Je suis choqué par cette injure venant d’un Ministre de la République, qui, faut-il le rappeler est passible d’une sanction pénale en dépit de votre qualité de Ministre. Vous devez savoir que votre qualité de Ministre ne vous confère, ni immunité ni privilège de considérer les réseaux sociaux et les journaux en ligne de « torchon ». S’il vous plaît, Monsieur Le Ministre, aucun réseau social ni journal en ligne n’est ni un "torchon", ni un « peureux », ni en « colère », ni « angoissé », mais bien au contraire, de citoyens patriotiques qui essaient de caresser le rêve d’une bonne gouvernance pour le bien-être des populations. C’est un objectif noble...

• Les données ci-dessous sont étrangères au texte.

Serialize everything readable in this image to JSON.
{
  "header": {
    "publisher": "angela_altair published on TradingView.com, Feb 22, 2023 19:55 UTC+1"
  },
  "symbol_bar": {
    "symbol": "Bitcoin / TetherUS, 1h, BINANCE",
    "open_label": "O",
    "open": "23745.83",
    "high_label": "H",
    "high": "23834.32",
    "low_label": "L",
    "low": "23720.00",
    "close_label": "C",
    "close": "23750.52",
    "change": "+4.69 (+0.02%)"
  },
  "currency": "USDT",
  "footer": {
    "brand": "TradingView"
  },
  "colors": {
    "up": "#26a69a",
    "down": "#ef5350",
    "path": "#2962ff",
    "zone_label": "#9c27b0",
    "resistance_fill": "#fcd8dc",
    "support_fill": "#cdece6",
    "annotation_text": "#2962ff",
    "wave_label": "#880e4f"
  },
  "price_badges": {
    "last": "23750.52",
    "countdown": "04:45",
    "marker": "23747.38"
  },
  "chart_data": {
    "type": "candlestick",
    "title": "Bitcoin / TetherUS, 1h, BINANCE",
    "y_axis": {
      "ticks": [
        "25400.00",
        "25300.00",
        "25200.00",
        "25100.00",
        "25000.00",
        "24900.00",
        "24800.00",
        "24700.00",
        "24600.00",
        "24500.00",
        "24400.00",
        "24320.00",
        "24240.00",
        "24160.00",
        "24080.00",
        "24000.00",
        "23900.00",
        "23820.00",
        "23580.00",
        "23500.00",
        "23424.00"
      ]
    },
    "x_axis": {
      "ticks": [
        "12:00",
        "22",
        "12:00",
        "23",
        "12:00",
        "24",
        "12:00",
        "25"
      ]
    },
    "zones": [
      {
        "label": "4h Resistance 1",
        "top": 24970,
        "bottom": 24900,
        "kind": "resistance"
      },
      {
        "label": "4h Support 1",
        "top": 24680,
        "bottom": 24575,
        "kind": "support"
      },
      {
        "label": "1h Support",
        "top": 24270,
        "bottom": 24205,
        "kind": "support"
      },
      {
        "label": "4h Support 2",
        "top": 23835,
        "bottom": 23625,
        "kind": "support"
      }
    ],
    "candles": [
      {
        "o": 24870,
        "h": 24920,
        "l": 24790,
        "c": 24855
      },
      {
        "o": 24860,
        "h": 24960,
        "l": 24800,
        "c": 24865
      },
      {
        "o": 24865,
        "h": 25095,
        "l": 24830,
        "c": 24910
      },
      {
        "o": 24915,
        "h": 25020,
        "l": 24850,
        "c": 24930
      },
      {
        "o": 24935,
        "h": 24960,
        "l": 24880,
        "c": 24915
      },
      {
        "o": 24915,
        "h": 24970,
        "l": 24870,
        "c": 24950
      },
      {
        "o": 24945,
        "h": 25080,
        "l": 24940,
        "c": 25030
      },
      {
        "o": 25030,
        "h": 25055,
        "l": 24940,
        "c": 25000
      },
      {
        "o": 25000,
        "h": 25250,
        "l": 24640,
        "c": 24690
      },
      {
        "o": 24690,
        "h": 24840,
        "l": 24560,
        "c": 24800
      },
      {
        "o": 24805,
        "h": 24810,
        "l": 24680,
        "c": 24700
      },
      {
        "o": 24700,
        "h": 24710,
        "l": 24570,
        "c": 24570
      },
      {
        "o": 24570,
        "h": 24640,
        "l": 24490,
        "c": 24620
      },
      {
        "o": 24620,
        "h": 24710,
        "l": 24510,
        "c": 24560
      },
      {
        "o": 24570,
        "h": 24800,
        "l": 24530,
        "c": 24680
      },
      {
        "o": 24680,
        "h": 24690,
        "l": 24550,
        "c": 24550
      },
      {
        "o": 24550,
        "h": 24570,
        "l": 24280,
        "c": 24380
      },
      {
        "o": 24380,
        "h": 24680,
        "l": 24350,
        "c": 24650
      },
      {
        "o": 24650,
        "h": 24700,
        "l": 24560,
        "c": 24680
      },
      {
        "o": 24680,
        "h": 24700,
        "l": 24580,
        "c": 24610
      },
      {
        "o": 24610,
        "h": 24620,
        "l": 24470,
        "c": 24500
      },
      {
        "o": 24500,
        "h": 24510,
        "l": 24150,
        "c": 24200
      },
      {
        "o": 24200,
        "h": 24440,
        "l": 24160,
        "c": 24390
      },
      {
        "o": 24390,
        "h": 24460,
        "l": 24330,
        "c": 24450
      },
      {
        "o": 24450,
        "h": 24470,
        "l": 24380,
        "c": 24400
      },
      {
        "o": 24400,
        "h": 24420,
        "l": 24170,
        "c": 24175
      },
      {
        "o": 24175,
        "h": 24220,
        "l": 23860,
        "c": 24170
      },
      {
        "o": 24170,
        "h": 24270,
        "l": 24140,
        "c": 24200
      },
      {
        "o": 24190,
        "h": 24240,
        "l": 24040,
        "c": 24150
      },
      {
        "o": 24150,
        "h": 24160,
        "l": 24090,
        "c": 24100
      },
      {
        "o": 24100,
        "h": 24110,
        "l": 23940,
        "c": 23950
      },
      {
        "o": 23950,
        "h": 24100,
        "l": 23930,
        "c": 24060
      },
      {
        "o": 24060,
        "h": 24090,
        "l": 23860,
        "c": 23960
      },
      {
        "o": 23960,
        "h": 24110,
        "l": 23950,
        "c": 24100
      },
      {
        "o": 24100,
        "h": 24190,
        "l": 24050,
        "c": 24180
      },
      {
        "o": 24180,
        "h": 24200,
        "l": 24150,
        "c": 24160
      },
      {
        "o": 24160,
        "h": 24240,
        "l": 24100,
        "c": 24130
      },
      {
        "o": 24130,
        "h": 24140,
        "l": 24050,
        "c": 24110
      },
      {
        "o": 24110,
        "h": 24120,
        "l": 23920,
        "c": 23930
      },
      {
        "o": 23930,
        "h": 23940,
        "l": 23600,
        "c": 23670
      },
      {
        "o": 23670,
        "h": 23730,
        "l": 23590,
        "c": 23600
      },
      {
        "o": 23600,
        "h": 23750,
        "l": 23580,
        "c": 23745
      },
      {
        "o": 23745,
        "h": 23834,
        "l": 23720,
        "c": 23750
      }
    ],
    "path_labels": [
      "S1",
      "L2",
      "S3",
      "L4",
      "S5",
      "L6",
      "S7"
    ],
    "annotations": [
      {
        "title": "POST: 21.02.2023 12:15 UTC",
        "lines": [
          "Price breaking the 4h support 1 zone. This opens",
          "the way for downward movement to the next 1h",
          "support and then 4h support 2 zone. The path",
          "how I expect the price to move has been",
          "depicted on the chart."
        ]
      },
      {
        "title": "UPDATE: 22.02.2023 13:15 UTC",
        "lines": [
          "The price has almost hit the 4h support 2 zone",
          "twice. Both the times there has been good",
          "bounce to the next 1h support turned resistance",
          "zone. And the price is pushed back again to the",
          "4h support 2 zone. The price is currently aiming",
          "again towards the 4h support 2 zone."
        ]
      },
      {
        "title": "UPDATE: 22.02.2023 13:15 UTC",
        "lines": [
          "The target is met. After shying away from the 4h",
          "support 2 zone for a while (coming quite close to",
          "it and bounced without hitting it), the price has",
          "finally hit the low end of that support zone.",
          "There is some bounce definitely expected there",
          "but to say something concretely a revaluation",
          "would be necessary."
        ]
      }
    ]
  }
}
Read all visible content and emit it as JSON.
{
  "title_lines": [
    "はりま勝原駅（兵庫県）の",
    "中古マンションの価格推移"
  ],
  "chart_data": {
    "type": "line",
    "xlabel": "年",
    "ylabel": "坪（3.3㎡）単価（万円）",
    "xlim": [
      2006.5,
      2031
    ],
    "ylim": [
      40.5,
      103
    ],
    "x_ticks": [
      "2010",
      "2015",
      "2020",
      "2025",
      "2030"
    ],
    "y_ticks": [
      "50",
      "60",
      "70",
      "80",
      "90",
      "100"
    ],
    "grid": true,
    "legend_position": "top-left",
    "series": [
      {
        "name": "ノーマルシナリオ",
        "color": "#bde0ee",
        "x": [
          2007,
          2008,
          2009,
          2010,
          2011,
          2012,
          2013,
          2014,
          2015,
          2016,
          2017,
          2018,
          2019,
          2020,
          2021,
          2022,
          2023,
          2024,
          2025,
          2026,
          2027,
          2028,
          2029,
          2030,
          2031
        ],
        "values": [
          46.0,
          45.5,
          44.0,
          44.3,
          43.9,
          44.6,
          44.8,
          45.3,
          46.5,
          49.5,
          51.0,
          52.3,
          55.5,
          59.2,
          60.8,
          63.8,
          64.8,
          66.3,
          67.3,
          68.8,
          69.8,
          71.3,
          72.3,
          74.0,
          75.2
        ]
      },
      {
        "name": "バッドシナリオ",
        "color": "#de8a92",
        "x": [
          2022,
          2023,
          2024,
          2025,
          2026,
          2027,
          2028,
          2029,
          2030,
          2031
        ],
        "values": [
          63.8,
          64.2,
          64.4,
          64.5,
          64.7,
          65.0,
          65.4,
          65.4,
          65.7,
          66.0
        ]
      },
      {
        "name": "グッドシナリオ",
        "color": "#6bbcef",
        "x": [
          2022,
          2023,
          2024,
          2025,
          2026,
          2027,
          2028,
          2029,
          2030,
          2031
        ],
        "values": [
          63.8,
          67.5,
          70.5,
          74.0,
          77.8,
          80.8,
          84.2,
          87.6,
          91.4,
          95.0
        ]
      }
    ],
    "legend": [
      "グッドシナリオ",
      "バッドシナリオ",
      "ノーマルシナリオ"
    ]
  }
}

Contrairement à vos allégations bellicistes et provocatrices, la « dramatisation » n’est pas « devenue un procédé pour accrocher la clientèle des réseaux sociaux… ».
Vous devez le savoir : L’article 8 de la Constitution du Burkina Faso de 1991 permet à tout citoyen burkinabè d’émettre librement son opinion sans considérer les écrits des autres de "torchon".

Il n’est donc pas admissible pour un ministre de la République de soutenir que la société burkinabè « … est en train de devenir une société du soupçon, de la peur, de la délation pour rien... », c’est inexact.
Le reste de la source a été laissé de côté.